Mit 30:24 (0:3/17:7/7:7/6:7) gewannen die Kiel Baltic Hurricanes ihr zweites Saisonspiel am Pfingstsonntag gegen die Berlin Adler im Kilia-Stadion in Kiel. Nachdem zunächst die Adler in Führung gingen, konnten die Canes das Spiel im zweiten Viertel drehen. Im Schlussabschnitt wurde es noch einmal spannend, als die Adler zwischenzeitlich ausgleichen konnten. Doch die Hurricanes behielten die Nerven und sicherten sich vor 1.458 Zuschauern den zweiten Saisonsieg.
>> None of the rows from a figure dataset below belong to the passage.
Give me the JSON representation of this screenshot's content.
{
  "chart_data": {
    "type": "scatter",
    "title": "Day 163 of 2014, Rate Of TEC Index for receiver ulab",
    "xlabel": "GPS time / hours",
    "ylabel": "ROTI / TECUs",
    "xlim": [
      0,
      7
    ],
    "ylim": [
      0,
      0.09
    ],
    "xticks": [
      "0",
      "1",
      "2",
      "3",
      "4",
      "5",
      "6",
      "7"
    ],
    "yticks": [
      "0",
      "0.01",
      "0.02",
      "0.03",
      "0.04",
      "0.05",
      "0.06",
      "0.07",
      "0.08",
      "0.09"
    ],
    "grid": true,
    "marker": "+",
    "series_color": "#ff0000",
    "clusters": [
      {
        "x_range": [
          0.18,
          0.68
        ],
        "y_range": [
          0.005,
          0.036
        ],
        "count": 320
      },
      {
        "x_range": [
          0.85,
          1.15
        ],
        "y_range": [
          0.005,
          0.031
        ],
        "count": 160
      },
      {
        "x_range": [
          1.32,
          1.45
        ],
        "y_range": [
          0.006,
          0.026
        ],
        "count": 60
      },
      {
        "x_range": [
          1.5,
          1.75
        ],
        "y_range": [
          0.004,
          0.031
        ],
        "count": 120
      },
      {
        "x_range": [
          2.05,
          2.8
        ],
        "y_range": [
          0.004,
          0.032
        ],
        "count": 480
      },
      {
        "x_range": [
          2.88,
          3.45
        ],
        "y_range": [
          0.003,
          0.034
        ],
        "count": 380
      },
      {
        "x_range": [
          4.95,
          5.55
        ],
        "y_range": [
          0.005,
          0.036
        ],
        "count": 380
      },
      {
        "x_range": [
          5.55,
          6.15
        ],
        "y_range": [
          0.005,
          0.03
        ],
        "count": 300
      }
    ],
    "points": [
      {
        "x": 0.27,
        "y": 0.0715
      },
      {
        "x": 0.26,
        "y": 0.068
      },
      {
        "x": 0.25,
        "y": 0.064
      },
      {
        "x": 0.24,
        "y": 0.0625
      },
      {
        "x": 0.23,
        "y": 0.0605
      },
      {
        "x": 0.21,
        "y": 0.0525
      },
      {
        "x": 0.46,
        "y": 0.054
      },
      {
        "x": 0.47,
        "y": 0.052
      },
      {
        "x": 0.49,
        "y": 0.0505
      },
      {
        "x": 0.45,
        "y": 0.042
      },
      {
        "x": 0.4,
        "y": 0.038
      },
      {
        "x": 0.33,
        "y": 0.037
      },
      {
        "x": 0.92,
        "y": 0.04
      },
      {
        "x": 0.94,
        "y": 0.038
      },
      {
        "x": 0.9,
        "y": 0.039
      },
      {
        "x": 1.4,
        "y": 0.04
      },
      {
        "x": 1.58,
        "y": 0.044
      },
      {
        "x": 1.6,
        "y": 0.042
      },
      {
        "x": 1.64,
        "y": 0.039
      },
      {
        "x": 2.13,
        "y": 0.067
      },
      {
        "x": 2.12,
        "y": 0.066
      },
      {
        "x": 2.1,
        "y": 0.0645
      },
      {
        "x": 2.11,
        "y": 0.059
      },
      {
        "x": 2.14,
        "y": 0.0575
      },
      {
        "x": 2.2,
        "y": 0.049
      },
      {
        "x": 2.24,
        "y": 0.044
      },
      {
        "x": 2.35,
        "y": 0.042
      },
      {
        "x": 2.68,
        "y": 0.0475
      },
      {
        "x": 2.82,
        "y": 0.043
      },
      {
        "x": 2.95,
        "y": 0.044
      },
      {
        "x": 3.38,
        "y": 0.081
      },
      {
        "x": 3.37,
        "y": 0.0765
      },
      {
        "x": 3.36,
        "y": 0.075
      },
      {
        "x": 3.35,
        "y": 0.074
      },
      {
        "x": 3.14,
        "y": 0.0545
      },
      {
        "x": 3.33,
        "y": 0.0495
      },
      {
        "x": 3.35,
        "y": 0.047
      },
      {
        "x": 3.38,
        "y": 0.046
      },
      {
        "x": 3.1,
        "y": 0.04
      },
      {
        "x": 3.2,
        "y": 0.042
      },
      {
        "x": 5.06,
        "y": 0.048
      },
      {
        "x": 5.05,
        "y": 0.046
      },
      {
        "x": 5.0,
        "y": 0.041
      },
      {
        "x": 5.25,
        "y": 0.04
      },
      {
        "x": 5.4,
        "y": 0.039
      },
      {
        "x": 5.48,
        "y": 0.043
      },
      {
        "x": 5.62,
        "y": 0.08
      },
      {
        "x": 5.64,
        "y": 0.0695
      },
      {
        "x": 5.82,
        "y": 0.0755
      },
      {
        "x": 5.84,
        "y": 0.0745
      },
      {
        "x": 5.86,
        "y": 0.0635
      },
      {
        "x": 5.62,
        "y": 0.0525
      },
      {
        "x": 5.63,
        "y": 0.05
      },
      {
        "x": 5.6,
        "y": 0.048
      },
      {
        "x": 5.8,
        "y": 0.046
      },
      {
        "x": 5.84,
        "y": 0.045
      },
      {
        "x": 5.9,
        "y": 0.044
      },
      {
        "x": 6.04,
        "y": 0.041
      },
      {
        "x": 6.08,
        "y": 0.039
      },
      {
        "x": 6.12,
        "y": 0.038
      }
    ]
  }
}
Zur Heimpremiere im umgebauten Kilia-Stadion war auch Schleswig-Holsteins Ministerpräsident Torsten Albig mit von der Partie und vollzog nach einem kurzen Grußwort den Münzwurf. Zuvor hieß auch Eberhard Stein, Vorsitzender des Ortsbeirats Schreventeich/Hasseldieksdamm, die Hurricanes in ihrer neuen Heimat willkommen. Zusätzliche Unterstützung erhielten die Canes an diesem Tag von den Starlets aus Norderstedt. Da die KBH Cheerleader auf einer langgeplanten Meisterschaft antraten, sorgte das Danceteam der Starlets für Stimmung an der Seitenlinie.

 

Nach der Hymne gesungen von Ute Schönherr, eröffneten die Hurricanes das Spiel mit dem Kickoff. „Es war aus der Trainersicht kein schönes Spiel, vieles klappte nicht gut“, so Head Coach Patrick Esume nach Abpfiff. Für die Zuschauer bot das Spiel allerdings einiges an Spannung. Die Adler Offense begann das Spiel und schloss ihren ersten Angriff mit einem Fieldgoal ab. Zu Beginn des zweiten Viertels legten die Berliner mit einem Pass von Kevin Ramay auf Conrad Meadows nach und bauten ihre Führung auf 10:0 aus. Doch nun kam der Kieler Angriff in Schwung. Quarterback Matt Johnson lief über 58 Yards selbst zum ersten Touchdown für die Hurricanes und Locklan Gilbert kickte den Extrapunkt zum 7:10. Nach einer Interception durch Defensive Back Nico Goehner, die der 21-Jährige bis an die Berliner Redzone zurücktrug, folgten bald darauf die nächsten Punkte durch Julian Ampaw. Kurz vor Ende der ersten Halbzeit schoss Locklan Gilbert noch ein 30-Yard Fieldgoal zum 17:10 Halbzeitstand.

 

Zu Beginn des dritten Viertels punktete erneut der Gastgeber. Matt Johnson fand Receiver Marcial Williamson mit einem 52-Yard Pass zum Touchdown, während die Kieler Defense durch einen Quarterback Sack von Christopher Cauvet und ein Tackle für Raumverlust durch Jeff Harder die Adler zunächst weiter in Schach hielt. Dann schlug allerdings die Combo Ramay/Meadows wieder zu und Berlin schloss zum 24:17 auf.

 

Im Schlussviertel wurde das Spiel immer spannender und die Fans auf den neuerrichteten Tribünen im Kilia-Stadion entsprechend lauter in ihrer Unterstützung des Teams. Nach einem Fumble von Matt Johnson kamen die Adler wieder in Ballbesitz, mussten jedoch ihrerseits einen Quarterback Sack durch Jaques Huke hinnehmen. Den nächsten Angriff beendeten sie zwei Minuten vor Schluss dann allerdings mit einem Touchdownpass auf Daniel Vöhringer und glichen zum 24:24 aus. Doch die Hurricanes behielten die Nerven und Marcial Williamson fing schließlich den entscheidenden Touchdownpass zum 30:24. Die Hurricanes stellten sich daraufhin beim Extrapunktversuch für eine Two-Point Conversion auf, da Locklan Gilbert zwischenzeitlich mit einer Knieverletzung ausgefallen ist. Die Conversion gelang jedoch nicht. Nun war es an der Kieler Defense den letzten Angriff der Adler in den Schlusssekunden zu stoppen und die Männer um Linebacker Marty Patterson hielten stand, so dass die Hurricanes nach vier Berliner Versuchen ohne Raumgewinn als Sieger des Tages feststanden.

 

In zwei Wochen geht es für die Hurricanes nun weiter mit dem nächsten Heimspiel im Kilia-Stadion, wenn die Düsseldorf Panther zu Gast sind. Kickoff ist am Samstag, den 1. Juni um 17 Uhr.